Cette carte fournit une interface Web permettant d'afficher l'état du serveur (température, vitesse du ventilateur,...) de l'allumer, de l'éteindre, d'accéder à son écran, clavier et souris comme si on se trouvait sur place (vKVM), et même de lui monter des images ISO dans un lecteur CD virtuel (vMedia). Bref, tout ce qu'il faut pour effectuer une réinstallation du système à distance.

Connexion à l'interface d'accès à distance

Pour accéder à l'interface de la carte RAC, on a besoin de connaitre son adresse IP, un nom d'utilisateur et le mot de passe qui va avec. Je dispose bien sûr de toutes ces informations que je conserve bien au chaud dans mon gestionnaire de mot de passe, je peux donc me lancer !

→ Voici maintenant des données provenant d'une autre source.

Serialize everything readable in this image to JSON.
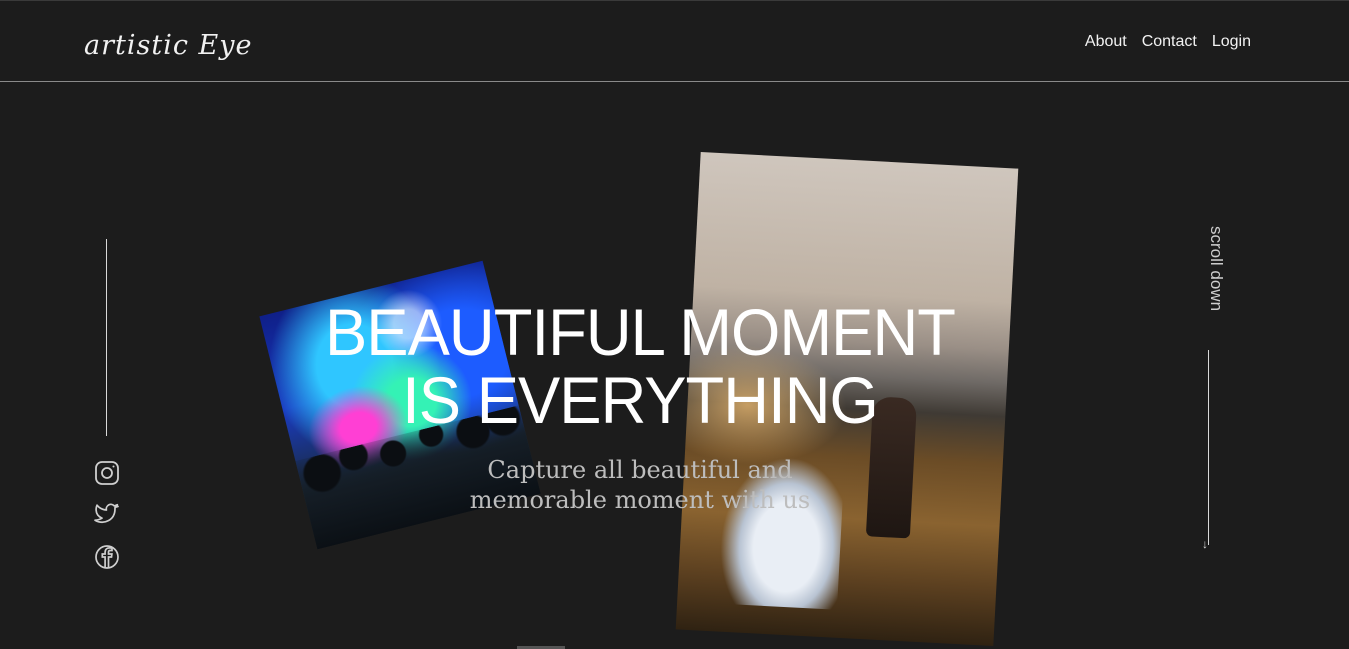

J'ouvre mon navigateur, et entreprends de me rendre à l'adresse https://<IP_DE_LA_CARTE_RAC>/ pour accéder à interface Web de la carte. Et... raté. J'obtiens pour seule réponse une erreur de sécurité de la part de Firefox :

Échec de la connexion sécurisée

Une erreur est survenue pendant une connexion à <IP_DE_LA_CARTE_RAC>. Le pair utilise une version non gérée du protocole de sécurité.

Code d’erreur : SSL_ERROR_UNSUPPORTED_VERSION

La version de TLS utilisée par la carte est totalement obsolète, et Firefox, ainsi que l'ensemble des autres navigateurs, ne la supporte plus du tout... Ça commence bien ! 😑️

« Heureusement », la carte ne force pas l'utilisation du HTTPS, je peux donc accéder à l'interface en HTTP, et j'arrive enfin devant la page de connexion :

Capture d'écran de la page de connexion de la carte d'accès à distance

Je m'empresse donc d'y rentrer mes identifiants puis je clique sur le bouton « Sign In »... Et... nouvel échec ! Je me retrouve à nouveau devant la page de connexion, sans aucune erreur ni aucune autre information supplémentaire... 🤨️

Après avoir essayé des tas de trucs pendant une bonne dizaine de minutes, j'ai fini par me rendre compte que si je validais le formulaire en cliquant sur le bouton prévu à cet effet, et bah ça ne marchait pas ; mais que si je me plaçais dans le champ de mot de passe (et seulement celui-ci !) et que j'appuyais sur « Entrée », là ça marchait ! 🤷

Pour paraphraser un grand philosophe contemporain : « encore un truc codé avec le postérieur posé sur une commode Louis XV » (ou un truc dans ce genre-là, je n'ai jamais été très doué en citation). En tout cas, si même l'étape de connexion est à ce point mal foutue, la suite risque d'être... « intéressante »... 🙃️

Capture d'écran après une connexion réussie

Ça y est, on a les droits !

Vous prendrez bien un peu de thé glacé ?

Sans plus attendre, je me rends sur la page « vKVM & vMedia » pour accéder à l'écran et au clavier de la machine et enfin pouvoir procéder à sa réinstallation.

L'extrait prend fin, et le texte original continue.